The firing of two Katyusha rockets from Lebanon into Israel this week served as a reminder that the growing Syrian civil war could boil over into neighbouring countries.
The rockets, which landed in a village in the Western Galilee on Monday night, did not cause any casualties and succeeded only in setting light to a gas storage unit.
Over five years since the end of the Second Lebanon War, Hizbollah has not fired a shot or a missile over the border. The handful of Katyusha launches in this period have all been the work of Palestinian splinter-groups.
The "Abdullah Azzam battalions", a Salafist group with Al-Qaeda ties, took responsibility for this week's attack.
In response, the IDF fired a salvo of artillery shells, but officers said that no further action is currently planned.
The past five years have been the calmest period on the Israel-Lebanon border for nearly four decades.

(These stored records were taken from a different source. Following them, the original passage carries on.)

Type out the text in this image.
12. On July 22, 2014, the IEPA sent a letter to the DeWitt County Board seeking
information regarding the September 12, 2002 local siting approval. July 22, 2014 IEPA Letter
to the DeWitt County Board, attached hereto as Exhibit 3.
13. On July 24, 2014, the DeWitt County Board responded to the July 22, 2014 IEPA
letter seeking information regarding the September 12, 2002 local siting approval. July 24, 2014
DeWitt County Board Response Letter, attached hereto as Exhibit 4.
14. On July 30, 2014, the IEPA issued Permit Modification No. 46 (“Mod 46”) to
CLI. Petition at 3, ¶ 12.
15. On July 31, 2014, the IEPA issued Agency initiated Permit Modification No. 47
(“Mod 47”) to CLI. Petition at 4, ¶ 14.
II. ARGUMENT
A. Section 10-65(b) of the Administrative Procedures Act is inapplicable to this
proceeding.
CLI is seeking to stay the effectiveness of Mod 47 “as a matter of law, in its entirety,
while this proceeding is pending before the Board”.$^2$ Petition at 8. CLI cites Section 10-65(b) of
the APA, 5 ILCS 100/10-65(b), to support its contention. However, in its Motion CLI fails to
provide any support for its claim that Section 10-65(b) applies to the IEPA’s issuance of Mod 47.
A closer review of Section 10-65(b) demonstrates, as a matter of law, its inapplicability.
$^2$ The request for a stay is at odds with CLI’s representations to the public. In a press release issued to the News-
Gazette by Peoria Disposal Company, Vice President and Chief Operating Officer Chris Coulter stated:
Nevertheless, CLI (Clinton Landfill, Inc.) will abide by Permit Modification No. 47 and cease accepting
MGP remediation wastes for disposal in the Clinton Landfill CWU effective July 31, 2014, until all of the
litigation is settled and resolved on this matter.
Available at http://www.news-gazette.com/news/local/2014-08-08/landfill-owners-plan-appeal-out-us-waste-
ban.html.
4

This week's attack was the first in two years. However, Hizbollah and Syria have a stockpile of 200,000 rockets capable of reaching targets in Israel and there is concern that the embattled Assad regime may provoke a conflict with Israel or use its Lebanese ally to divert international attention and pressure.
Experts are divided on the likelihood of such an outcome. While one Israeli intelligence analyst believes that "Assad is in so much trouble he knows that even a limited skirmish with Israel will finish him off," another fears that "with his back to the wall, he could do anything".
For now, the IDF is "closely monitoring the situation in Syria without intending to intervene in any way" as IDF Chief of Staff, Lieutenant General Benny Gantz, said last week.